How partitioning connects to task pointers

At runtime, the partition tuple is resolved during task graph generation (src/threadblock/graph.cc). For each task instance (one grid coordinate), the code generator computes a byte offset from the tensor's base pointer:

per_task_ptr = base_ptr
             + blockIdx.x * stride_for(input_map.x)
             + blockIdx.y * stride_for(input_map.y)
             + blockIdx.z * stride_for(input_map.z)

These offsets are baked into the TaskDesc at init time (via JSON → FullTaskDesc → TaskDesc). The task kernel receives pre-offset pointers in task_desc->input_ptrs[i] and task_desc->output_ptrs[i] — this is why tasks are blockIdx-agnostic.

Phase 2: C++ Code Generation

Key file: `src/kernel/runtime.cc`

Entry point: Graph::generate_task_graph()

This function orchestrates all code generation:

register_mugraph() — walks the KNGraph operators and converts each into FullTaskDesc entries. For each KN_CUSTOMIZED_OP, it queries task_config[op] (a tuple of num_inputs, num_outputs, TaskType, variant_id set by Graph::register_task()) to determine the task type and variant. It also creates EventDesc entries for inter-task dependencies and populates first_tasks (the initial ready tasks).
print_task_graph() — generates two outputs:

Output 1: CUDA code containing three generated functions:
- construct_task_graph() — loads task_graph.json at runtime, parses it into FullTaskDesc/EventDesc vectors, and creates TMA descriptors for Hopper/Blackwell tasks.
- _init_persistent_kernel() — sets up tensor pointers from io_configs (torch tensors, cudaMalloc buffers, shuffled tensors, NVSHMEM buffers).

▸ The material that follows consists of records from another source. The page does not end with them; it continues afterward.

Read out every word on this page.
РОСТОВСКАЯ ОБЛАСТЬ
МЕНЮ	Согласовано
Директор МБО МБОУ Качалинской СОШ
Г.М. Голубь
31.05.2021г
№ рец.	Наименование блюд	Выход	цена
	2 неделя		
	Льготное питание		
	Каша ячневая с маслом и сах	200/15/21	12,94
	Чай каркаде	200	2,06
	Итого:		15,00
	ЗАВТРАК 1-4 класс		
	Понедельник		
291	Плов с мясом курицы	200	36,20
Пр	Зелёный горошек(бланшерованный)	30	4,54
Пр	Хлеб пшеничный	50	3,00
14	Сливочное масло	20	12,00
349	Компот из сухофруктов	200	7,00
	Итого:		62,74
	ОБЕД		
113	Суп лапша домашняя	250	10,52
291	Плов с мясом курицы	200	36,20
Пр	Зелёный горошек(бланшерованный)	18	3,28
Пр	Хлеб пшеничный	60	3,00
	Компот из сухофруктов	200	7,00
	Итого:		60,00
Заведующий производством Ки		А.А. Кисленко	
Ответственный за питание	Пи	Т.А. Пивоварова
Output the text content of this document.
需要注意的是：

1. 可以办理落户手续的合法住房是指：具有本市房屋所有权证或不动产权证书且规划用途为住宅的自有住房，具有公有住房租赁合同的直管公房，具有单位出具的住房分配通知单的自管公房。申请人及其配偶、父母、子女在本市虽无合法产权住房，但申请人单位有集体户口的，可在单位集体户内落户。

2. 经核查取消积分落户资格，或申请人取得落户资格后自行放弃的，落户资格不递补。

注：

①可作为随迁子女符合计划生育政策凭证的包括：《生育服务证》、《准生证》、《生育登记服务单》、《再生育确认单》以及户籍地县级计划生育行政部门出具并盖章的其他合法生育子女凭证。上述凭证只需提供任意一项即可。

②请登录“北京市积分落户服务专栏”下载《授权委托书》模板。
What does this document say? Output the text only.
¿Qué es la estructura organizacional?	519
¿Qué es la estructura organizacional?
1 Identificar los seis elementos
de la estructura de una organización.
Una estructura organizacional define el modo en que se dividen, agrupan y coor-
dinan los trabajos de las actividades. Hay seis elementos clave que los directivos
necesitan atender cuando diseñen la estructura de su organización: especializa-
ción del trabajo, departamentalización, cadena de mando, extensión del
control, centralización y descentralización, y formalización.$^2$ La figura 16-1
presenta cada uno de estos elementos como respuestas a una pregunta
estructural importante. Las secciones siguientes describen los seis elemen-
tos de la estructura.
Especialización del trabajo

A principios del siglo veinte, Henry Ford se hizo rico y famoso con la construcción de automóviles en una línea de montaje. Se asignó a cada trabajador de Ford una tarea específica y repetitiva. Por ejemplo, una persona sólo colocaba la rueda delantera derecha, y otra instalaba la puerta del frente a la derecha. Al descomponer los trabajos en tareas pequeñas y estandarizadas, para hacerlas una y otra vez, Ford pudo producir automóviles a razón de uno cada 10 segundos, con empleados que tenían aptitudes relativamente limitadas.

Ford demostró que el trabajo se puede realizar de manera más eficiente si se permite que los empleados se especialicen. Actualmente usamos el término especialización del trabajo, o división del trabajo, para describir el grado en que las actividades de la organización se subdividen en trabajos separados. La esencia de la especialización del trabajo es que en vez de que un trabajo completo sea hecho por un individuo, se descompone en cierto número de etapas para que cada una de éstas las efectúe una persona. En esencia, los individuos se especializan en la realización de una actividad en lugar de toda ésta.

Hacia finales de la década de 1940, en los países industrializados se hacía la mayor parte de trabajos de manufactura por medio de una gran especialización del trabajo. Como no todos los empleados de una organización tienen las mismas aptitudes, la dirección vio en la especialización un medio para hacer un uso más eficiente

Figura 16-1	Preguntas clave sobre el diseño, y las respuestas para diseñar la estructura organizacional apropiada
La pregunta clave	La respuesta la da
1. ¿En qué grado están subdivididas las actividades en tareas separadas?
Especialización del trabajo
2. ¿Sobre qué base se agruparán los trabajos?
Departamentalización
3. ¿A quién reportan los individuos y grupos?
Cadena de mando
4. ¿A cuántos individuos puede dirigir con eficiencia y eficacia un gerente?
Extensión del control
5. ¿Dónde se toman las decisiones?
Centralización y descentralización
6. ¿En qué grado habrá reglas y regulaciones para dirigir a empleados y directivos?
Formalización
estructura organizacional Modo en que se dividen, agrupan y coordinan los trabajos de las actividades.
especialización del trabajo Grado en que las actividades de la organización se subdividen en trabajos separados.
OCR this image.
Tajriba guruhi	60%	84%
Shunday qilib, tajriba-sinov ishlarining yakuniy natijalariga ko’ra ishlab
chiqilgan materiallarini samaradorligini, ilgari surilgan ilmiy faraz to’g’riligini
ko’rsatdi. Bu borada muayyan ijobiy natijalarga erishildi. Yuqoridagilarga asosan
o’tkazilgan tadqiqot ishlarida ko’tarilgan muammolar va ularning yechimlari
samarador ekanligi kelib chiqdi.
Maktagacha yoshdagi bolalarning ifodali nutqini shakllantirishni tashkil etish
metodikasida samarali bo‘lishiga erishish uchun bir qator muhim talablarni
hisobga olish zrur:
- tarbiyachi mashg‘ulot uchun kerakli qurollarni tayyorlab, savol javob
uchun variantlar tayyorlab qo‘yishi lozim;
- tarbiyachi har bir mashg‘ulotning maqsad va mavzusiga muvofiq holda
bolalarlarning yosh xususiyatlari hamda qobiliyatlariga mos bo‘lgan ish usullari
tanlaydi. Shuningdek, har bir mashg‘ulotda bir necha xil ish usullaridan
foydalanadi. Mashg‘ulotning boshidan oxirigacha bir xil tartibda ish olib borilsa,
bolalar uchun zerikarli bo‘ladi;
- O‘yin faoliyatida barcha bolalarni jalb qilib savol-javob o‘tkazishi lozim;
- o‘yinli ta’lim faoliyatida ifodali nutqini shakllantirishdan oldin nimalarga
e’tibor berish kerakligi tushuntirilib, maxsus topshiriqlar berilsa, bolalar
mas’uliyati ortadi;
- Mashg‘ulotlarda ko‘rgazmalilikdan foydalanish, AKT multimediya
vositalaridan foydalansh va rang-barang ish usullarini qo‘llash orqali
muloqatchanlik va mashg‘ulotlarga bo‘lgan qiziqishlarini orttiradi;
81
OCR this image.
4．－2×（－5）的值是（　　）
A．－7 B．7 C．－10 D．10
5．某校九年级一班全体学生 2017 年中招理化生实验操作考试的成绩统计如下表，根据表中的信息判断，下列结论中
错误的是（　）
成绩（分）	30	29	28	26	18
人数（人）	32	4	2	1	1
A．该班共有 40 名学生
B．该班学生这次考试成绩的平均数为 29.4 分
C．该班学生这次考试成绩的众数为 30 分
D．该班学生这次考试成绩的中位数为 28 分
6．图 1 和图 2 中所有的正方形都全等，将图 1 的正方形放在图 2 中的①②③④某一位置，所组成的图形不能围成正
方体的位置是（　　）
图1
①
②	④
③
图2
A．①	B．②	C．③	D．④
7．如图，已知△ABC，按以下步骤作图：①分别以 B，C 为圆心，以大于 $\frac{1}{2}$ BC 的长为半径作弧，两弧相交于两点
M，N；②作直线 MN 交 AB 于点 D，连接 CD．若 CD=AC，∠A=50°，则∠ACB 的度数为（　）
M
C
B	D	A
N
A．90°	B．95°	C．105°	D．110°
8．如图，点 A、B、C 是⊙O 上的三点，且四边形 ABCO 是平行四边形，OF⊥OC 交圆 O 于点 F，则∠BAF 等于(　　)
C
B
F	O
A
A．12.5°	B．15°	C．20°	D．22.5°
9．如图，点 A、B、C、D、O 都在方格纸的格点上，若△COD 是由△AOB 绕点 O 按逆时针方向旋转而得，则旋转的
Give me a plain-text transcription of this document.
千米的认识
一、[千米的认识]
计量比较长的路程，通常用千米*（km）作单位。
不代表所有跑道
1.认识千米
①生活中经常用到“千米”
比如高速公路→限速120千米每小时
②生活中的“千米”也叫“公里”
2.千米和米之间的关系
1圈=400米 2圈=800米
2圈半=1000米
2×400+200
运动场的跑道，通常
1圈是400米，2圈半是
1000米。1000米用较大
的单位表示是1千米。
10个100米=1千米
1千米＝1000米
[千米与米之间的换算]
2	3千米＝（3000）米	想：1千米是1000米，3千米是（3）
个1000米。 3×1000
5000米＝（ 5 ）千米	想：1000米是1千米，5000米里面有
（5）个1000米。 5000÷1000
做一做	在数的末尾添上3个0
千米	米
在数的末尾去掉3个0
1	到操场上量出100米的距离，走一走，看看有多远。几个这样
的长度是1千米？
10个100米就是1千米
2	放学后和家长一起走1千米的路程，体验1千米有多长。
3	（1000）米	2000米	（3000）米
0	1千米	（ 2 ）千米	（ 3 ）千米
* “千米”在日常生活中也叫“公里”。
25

Called once during initialization.
- _execute_task() — a giant if/else dispatcher that maps (task_type, variant_id) pairs to the actual kernel function calls. Each branch contains the code string generated by the corresponding TaskRegister::register_*_task() function.
Output 2: JSON task graph — serializes all tasks, events, and dependencies (see JSON Schema section below).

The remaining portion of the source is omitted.